NLIHC issued a new report, The National Housing Trust Fund: An Overview of 2017 State Projects, on September 8. Part of NLIHC’s effort to document the impact of the national Housing Trust Fund (HTF), the report summarizes how each state and the District of Columbia planned to use $219 million allocated in 2017 by the HTF.
In 2017 – the second year of HTF implementation – states continued to use most of their HTF resources to target projects that served people experiencing homelessness, people with disabilities, elderly people, or other special needs populations. Most of the 2017 HTF allocation – more than $144 million – was used to construct new affordable housing units. Another $7 million was used for adaptive re-use projects, creating more affordable housing in properties previously used for non-housing purposes. Although reported to HUD as “rehabilitation,” NLIHC research showed that these projects used nearly $8 million to create new affordable housing. Meanwhile, $38 million of HTF was used to preserve existing affordable housing, helping to ensure that this stock does not revert to market-rate housing. Of that $38 million, more than $15 million was used to help preserve earlier federal investment in affordable housing through HUD’s Project-Based Section 8 program and USDA’s Rural Development (RD) Section 515 program.
The HTF remains an essential source of gap financing, used in conjunction with the HOME Investment Partnerships Program (HOME), the Federal Home Loan Banks’ Affordable Housing Program (AHP), and other state affordable housing programs, including state or local Housing Trust Funds. The HTF was used as gap financing for 123 projects also using the Low Income Housing Tax Credit (LIHTC) program’s equity investments in 2017, meaning that some units in LIHTC projects would serve extremely low-income households. Still, 58 projects in 24 states did not rely on LIHTC equity; in these cases, state policies tended to use HTF strategically in smaller projects not conducive to the LIHTC process.

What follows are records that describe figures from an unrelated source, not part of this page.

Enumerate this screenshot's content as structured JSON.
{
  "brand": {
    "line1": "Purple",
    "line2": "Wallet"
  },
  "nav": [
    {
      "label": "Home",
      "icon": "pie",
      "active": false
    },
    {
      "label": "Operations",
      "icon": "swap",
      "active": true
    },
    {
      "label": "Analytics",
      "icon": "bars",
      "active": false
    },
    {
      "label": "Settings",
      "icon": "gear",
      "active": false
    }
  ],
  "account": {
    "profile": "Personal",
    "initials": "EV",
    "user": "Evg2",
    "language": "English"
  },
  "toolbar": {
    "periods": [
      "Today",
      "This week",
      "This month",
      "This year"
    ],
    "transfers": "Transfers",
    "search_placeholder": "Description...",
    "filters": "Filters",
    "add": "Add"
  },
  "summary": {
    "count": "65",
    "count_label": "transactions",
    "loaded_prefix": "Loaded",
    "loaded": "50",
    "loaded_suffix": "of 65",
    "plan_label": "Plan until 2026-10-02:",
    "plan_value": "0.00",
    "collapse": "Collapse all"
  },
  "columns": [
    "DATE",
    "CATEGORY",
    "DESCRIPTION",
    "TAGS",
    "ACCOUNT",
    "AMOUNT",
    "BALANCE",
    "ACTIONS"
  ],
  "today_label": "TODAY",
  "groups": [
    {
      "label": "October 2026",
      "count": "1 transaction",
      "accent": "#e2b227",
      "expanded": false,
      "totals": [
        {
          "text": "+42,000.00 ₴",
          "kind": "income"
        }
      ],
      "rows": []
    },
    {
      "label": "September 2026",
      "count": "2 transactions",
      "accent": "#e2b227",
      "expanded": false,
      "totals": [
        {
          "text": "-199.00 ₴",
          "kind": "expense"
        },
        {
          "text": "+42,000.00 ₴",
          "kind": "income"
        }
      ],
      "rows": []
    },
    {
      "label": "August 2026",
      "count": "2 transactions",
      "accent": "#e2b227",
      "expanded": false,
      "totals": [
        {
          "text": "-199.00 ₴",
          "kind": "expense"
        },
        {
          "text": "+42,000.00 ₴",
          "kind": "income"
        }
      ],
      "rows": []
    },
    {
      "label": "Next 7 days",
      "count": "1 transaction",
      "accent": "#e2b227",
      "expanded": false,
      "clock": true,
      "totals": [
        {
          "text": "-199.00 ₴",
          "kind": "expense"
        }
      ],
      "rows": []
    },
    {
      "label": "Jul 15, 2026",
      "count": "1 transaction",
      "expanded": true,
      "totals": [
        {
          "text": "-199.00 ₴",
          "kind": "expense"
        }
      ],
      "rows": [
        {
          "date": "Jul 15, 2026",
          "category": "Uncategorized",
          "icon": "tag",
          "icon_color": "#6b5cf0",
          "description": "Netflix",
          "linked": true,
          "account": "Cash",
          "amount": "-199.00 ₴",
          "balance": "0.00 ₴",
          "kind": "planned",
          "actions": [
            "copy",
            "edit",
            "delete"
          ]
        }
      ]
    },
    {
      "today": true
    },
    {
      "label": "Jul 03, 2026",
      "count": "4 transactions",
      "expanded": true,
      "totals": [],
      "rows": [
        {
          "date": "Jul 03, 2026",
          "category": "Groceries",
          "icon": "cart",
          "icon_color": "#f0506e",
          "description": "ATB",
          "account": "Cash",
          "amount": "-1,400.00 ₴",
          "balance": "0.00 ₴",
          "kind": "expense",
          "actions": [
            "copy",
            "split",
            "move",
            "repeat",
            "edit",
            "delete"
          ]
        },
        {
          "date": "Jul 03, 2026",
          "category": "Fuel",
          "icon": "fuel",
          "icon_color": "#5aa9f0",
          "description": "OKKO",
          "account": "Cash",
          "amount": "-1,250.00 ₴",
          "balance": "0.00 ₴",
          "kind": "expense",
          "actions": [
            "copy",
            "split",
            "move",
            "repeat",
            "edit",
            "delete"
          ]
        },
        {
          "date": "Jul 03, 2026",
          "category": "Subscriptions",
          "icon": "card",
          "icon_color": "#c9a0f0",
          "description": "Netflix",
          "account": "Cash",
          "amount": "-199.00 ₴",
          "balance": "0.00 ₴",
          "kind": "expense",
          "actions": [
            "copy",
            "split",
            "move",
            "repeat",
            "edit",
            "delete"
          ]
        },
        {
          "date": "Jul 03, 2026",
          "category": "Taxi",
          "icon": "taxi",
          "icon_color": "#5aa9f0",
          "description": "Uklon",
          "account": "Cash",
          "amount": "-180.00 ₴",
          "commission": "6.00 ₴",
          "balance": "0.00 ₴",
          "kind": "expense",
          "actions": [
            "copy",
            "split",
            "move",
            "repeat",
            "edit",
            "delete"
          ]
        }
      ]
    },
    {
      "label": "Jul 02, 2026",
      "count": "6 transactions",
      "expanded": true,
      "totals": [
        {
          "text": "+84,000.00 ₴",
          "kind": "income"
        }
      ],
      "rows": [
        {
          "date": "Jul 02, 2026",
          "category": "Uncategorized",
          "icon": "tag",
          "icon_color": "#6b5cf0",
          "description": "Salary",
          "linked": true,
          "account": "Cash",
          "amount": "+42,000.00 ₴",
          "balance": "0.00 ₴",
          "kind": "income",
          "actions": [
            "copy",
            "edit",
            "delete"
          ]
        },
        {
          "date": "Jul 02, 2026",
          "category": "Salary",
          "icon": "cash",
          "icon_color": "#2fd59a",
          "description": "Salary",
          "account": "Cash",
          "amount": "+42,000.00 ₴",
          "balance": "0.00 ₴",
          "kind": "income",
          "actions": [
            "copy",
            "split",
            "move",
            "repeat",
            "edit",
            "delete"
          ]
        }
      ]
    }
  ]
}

In September 2018, NLIHC published a preliminary report examining the 2016 HTF awards, Getting Started: First Homes Being Built with National Housing Trust Fund Awards, later supplementing the report with additional data as more states provided the necessary information (“Supplemental Update to Getting Started”). In addition to the new report on how states proposed awarding their HTF allocations in 2017, a report providing an overview of 2018 projects is forthcoming. NLIHC will continue providing such reports in the future.